La realtà più bella nell’opera di Don Bosco è il successo che abbiamo ottenuto nel corso degli anni aiutando centinaia di giovani, soprattutto ragazze, a lasciare la vita di strada. Il Don Bosco Fambul attraverso il progetto Hope Plus ha aiutato oltre 600 giovani adulti, a partire dall’inizio del progetto nel 2018, e ne abbiamo accolti varie centinaia negli istituti di formazione professionale di Freetown.
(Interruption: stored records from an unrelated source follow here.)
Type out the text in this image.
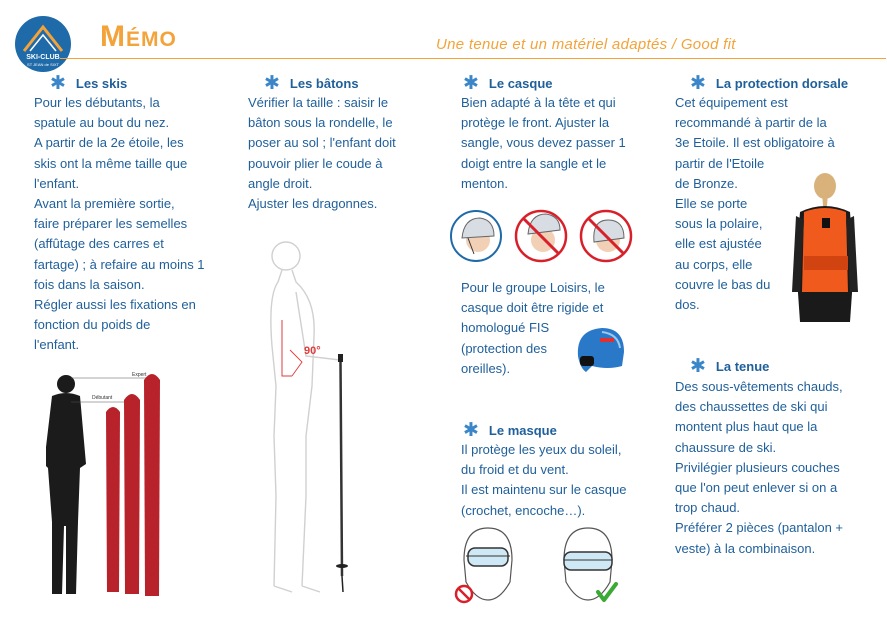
SKI-CLUB
ST JEAN de SIXT
Mémo	Une tenue et un matériel adaptés / Good fit
✱ Les skis
Pour les débutants, la
spatule au bout du nez.
A partir de la 2e étoile, les
skis ont la même taille que
l'enfant.
Avant la première sortie,
faire préparer les semelles
(affûtage des carres et
fartage) ; à refaire au moins 1
fois dans la saison.
Régler aussi les fixations en
fonction du poids de
l'enfant.
Débutant
Expert
✱ Les bâtons
Vérifier la taille : saisir le
bâton sous la rondelle, le
poser au sol ; l'enfant doit
pouvoir plier le coude à
angle droit.
Ajuster les dragonnes.
90°
✱ Le casque
Bien adapté à la tête et qui
protège le front. Ajuster la
sangle, vous devez passer 1
doigt entre la sangle et le
menton.
Pour le groupe Loisirs, le
casque doit être rigide et
homologué FIS
(protection des
oreilles).
✱ Le masque
Il protège les yeux du soleil,
du froid et du vent.
Il est maintenu sur le casque
(crochet, encoche…).
✱ La protection dorsale
Cet équipement est
recommandé à partir de la
3e Etoile. Il est obligatoire à
partir de l'Etoile
de Bronze.
Elle se porte
sous la polaire,
elle est ajustée
au corps, elle
couvre le bas du
dos.
✱ La tenue
Des sous-vêtements chauds,
des chaussettes de ski qui
montent plus haut que la
chaussure de ski.
Privilégier plusieurs couches
que l'on peut enlever si on a
trop chaud.
Préférer 2 pièces (pantalon +
veste) à la combinaison.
L’altra bella realtà è che Don Bosco è riuscito ad aiutare più di mille giovani di strada, ragazzi e ragazze, a riunirsi alle loro famiglie in tutto il Paese.

 

Quali sono i vostri problemi?

I problemi sono molti, ma siamo resilienti e riusciamo a superarli per fare in modo che i giovani per cui lavoriamo siano felici. Il problema principale che affligge noi Salesiani è vedere per le strade ragazzi che abbiamo aiutato, a cui abbiamo offerto tutte le risorse di cui disponiamo, che tornano a vivere come facevano prima che li accogliessimo nei nostri centri. Anche il Coronavirus ultimamente ostacola le nostre attività e i nostri programmi. Alcuni dei nostri benefattori ne sono stati gravemente colpiti e alcuni hanno perso familiari a causa della pandemia.
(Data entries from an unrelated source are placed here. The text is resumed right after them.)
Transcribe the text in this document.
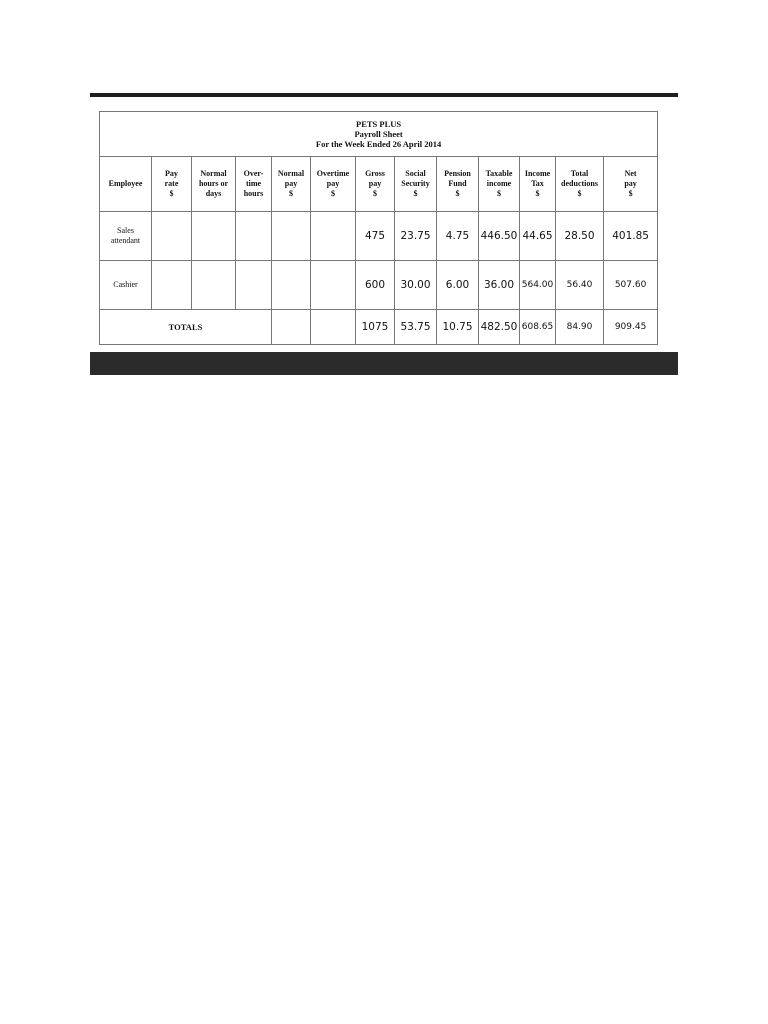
PETS PLUS
Payroll Sheet
For the Week Ended 26 April 2014												

Employee	Pay
rate
$	Normal
hours or
days	Over-
time
hours	Normal
pay
$	Overtime
pay
$	Gross
pay
$	Social
Security
$	Pension
Fund
$	Taxable
income
$	Income
Tax
$	Total
deductions
$	Net
pay
$

Sales
attendant						475	23.75	4.75	446.50	44.65	28.50	401.85
Cashier						600	30.00	6.00	36.00	564.00	56.40	507.60
TOTALS						1075	53.75	10.75	482.50	608.65	84.90	909.45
Il Don Bosco Fambul non è un orfanotrofio e dunque avere nelle nostre case di accoglienza vittime di abusi sessuali e di altre violenze domestiche, i cui casi sono trattati nei tribunali, ostacola il nostro lavoro, poiché ci sono meno risorse per altri che dovrebbero essere accolti.

 

SIERRA LEONE

La Sierra Leone è uno dei Paesi più poveri della Terra. Oltre il 60% della popolazione vive con meno di 1,06 euro al giorno. Tredici anni di guerra e l’epidemia di Ebola hanno devastato il Paese. Più di 500 000 persone sono state sfollate e più di 60 000 bambini sono rimasti orfani e senza casa. I salesiani sono arrivati a Freetown nel 1994 e si sono posti l’obiettivo di testimoniare l’amore di Dio per i giovani sviluppando le varie opere tipiche di don Bosco: ricoveri per i ragazzi di strada, scuole, centri giovanili e parrocchie.